Wed Dec 19, 2007 1:05am EST

By Leslie Simmons

Entertainment  |  Film

LOS ANGELES (Hollywood Reporter) - A federal court judge has dismissed a copyright infringement lawsuit against The Walt Disney Co. concerning its movie "Sweet Home Alabama"

Stuart Benjamin, a producer on the Oscar-winning film "Ray," along with Alise Benjamin, John Schalter and Sheldon Cohn sued Disney in 2005, claiming that the 2002 Reese Witherspoon movie was an unauthorized adaptation of their 1997 screenplay, "Rescue Me."

In his 22-page decision issued December 12, U.S. District Court Judge George Schiavelli ruled that while Disney executives may have had some limited access to the "Rescue Me" screenplay, no "substantial similarities" between the two scripts exist.

"The general stories of 'Rescue Me' and 'Sweet Home Alabama' are similar only at the most abstract level," Schiavelli wrote. "Abstract story ideas, such as those here, are not copyrightable."

The lawsuit alleged that the film's producer Stokley Chaffin and writer C. Jay Cox had access to the script via a tracking system in place at Chaffin's production company.

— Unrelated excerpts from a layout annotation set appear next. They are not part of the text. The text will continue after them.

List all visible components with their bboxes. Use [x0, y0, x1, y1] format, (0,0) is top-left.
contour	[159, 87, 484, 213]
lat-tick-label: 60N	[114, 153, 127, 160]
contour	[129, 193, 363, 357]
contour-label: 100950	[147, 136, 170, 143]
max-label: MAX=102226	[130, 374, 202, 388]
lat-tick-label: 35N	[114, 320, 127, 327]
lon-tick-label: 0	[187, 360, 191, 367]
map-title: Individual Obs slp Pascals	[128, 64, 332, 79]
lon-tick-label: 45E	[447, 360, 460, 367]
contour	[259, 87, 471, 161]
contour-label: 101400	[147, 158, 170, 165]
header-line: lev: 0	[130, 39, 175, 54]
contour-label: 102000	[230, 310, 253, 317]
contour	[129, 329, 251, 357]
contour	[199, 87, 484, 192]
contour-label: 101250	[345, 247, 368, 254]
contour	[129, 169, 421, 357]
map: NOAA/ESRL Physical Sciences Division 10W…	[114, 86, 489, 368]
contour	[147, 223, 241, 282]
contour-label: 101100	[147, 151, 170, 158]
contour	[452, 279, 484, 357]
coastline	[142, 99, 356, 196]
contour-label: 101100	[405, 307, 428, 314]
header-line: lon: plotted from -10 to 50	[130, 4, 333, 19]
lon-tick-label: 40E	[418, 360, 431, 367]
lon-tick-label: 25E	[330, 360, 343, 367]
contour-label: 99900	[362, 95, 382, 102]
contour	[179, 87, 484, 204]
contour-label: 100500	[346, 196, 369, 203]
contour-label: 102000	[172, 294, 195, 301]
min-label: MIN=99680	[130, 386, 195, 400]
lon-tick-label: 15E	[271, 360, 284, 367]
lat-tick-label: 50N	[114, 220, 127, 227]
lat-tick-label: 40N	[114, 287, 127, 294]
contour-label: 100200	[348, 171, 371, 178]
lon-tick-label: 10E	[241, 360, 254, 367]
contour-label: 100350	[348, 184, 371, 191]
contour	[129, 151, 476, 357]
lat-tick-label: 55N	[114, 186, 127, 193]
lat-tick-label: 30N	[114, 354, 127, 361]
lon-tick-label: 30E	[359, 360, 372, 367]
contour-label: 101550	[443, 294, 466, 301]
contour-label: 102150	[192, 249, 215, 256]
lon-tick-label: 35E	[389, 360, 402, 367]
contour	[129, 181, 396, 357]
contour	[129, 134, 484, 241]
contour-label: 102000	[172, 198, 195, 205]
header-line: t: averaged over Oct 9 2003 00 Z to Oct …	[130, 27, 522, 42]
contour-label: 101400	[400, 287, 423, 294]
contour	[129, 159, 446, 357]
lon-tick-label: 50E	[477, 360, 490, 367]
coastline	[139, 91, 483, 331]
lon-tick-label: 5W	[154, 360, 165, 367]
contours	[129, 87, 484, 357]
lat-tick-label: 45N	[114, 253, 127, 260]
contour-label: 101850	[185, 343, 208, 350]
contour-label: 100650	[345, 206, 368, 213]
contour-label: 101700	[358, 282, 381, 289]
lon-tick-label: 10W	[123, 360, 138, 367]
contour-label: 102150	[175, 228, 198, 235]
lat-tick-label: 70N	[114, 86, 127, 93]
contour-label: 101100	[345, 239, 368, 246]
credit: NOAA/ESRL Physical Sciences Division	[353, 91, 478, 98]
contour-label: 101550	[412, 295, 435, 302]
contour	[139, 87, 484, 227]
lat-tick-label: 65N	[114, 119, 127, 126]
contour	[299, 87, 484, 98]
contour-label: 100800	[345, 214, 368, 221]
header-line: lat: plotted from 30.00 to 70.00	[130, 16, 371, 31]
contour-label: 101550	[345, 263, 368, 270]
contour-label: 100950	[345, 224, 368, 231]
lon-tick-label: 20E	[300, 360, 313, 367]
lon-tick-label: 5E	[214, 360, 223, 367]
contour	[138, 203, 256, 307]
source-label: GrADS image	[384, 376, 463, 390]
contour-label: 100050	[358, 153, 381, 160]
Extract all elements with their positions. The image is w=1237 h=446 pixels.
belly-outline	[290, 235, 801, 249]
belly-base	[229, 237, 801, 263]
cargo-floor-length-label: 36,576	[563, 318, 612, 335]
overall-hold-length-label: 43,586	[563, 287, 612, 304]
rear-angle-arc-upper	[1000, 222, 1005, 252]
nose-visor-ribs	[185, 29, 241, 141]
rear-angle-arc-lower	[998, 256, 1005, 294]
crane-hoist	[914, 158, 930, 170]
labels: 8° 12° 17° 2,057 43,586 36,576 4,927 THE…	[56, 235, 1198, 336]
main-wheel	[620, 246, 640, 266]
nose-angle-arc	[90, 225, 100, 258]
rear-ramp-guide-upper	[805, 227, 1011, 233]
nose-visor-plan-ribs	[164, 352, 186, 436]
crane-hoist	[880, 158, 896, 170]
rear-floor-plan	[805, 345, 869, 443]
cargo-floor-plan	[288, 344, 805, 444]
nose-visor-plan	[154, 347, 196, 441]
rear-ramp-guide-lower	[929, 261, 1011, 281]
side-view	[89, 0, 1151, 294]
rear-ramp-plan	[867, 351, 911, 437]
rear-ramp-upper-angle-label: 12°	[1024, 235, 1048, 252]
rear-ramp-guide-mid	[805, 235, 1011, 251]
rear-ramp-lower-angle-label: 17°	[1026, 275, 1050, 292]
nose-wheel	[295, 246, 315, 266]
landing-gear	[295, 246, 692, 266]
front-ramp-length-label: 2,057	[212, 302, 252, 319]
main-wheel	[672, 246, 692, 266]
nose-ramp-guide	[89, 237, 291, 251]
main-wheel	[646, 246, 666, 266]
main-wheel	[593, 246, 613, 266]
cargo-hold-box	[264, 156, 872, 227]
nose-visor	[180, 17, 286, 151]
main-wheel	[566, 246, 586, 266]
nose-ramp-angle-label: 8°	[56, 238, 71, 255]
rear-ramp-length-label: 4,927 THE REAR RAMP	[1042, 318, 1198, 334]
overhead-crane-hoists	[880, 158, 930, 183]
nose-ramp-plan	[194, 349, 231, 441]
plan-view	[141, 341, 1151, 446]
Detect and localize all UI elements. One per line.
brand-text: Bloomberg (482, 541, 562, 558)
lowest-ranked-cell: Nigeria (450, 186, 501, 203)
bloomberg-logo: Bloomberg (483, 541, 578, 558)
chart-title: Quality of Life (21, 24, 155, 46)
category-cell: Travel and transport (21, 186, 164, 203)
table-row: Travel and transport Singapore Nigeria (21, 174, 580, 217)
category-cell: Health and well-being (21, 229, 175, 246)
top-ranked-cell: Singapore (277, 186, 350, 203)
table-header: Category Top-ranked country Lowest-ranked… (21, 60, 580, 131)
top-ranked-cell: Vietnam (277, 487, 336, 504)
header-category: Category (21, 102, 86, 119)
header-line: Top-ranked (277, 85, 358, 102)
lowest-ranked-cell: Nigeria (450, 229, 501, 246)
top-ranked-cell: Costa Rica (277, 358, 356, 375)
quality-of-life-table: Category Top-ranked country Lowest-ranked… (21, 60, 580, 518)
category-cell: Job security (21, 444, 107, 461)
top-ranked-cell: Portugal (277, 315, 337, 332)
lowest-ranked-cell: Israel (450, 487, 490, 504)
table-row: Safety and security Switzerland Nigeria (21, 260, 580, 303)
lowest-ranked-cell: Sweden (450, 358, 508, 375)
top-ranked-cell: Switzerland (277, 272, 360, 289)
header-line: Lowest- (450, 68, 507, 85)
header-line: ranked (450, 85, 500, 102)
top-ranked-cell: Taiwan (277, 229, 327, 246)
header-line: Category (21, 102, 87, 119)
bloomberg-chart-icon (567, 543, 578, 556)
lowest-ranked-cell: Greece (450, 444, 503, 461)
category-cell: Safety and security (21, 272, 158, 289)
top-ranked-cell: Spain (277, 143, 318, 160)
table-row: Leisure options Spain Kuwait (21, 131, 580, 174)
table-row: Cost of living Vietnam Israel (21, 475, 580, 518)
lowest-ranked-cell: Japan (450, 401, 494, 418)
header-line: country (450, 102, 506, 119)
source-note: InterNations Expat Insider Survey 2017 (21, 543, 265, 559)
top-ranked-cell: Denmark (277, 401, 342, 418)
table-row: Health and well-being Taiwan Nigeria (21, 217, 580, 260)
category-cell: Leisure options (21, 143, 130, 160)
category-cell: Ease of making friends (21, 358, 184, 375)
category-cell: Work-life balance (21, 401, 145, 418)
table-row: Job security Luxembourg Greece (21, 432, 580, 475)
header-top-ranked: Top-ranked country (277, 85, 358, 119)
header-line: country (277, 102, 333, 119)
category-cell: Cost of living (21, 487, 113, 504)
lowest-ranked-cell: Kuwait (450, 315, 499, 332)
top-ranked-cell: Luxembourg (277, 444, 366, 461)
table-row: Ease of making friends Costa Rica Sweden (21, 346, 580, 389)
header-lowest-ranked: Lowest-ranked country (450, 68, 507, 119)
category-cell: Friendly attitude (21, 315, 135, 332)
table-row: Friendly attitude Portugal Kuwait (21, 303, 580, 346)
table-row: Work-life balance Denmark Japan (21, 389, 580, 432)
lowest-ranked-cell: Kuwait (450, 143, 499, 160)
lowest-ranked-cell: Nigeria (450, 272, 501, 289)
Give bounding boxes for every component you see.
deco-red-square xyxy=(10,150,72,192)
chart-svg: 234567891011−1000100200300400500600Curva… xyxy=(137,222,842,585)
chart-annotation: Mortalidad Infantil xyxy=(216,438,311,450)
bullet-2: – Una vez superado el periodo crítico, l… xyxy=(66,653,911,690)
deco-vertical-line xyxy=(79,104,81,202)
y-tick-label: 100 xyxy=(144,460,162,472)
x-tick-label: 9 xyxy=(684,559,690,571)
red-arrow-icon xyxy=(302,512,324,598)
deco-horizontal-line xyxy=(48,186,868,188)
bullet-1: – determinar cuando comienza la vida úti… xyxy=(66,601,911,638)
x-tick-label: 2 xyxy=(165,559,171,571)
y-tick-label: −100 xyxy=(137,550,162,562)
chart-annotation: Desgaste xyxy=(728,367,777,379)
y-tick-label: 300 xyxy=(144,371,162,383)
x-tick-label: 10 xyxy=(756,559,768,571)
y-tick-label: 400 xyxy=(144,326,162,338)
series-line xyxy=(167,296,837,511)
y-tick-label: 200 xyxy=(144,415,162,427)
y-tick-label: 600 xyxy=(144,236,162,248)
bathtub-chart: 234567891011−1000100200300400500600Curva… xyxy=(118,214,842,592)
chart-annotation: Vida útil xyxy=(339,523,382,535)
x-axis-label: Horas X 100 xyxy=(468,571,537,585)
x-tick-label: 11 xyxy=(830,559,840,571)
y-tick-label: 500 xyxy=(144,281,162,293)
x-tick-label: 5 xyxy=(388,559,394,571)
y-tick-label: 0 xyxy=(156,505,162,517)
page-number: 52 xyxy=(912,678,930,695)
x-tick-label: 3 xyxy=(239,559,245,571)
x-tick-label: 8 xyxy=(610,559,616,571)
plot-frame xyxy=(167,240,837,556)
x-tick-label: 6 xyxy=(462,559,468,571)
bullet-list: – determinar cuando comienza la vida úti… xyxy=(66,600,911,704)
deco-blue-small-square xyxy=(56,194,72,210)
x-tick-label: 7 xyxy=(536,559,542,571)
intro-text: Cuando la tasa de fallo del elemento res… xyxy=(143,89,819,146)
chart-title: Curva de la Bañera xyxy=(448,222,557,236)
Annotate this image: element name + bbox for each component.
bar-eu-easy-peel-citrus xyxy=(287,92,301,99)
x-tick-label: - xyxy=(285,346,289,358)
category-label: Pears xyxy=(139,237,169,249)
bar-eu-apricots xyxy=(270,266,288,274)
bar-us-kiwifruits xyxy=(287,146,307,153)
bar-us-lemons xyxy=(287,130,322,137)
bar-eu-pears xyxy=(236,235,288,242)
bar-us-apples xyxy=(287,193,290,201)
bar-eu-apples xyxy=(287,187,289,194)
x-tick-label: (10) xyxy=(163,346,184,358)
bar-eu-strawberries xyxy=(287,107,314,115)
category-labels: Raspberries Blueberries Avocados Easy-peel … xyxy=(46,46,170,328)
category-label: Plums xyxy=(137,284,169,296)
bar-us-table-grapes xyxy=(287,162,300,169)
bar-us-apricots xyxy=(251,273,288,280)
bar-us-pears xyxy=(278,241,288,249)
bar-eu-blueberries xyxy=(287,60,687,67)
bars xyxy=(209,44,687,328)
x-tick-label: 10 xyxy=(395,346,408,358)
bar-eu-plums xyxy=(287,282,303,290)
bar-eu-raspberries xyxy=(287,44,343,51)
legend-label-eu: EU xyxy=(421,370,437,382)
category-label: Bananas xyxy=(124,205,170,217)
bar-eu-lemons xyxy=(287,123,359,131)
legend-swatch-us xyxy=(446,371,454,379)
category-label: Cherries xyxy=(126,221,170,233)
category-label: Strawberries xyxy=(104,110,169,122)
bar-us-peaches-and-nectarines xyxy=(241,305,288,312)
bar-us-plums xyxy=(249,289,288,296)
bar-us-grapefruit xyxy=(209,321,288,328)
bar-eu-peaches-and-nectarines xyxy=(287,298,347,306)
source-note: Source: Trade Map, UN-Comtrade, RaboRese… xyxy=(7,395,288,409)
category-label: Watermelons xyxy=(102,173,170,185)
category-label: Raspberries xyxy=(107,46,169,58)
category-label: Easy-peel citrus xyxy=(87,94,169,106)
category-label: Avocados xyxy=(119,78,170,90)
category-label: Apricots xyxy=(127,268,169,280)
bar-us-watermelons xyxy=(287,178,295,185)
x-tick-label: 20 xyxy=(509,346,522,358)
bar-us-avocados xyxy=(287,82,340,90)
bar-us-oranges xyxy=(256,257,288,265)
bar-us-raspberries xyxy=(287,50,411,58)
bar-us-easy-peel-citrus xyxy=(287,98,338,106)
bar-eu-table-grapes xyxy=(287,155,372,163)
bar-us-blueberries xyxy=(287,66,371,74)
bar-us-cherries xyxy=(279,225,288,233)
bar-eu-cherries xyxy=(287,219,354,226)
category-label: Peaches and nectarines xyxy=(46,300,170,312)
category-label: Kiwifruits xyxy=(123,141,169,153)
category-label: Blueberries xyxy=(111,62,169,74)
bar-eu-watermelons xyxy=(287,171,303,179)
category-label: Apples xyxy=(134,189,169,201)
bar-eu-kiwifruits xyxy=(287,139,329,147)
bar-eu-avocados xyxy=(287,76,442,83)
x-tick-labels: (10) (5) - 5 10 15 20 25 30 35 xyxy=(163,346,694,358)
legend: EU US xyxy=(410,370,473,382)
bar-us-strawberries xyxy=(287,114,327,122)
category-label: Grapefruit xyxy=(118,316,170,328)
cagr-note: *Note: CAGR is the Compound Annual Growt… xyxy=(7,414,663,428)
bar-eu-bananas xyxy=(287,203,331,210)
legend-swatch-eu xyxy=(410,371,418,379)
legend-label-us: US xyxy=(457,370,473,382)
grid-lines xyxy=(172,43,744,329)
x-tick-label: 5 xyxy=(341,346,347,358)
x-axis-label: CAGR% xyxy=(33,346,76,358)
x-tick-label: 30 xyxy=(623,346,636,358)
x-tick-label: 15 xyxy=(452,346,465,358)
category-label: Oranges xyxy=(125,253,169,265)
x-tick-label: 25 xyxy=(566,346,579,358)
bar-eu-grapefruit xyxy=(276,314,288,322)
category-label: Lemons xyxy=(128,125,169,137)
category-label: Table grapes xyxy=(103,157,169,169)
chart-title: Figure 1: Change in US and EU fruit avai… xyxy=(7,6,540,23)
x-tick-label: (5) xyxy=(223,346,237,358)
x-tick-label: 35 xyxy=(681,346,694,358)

But Schiavelli ruled there was no evidence to support that claim.

Chaffin, Cox and "Sweet's" original writer Douglas Eboch provided "uncontroverted evidence" of independently creating and developing the screenplay," the judge ruled.

Witherspoon played a successful New York fashion designer who returns to her Alabama hometown to secure a divorce from her long-estranged husband so that she can marry her perfect beau. But complications ensue, and she realizes that life is better in the south.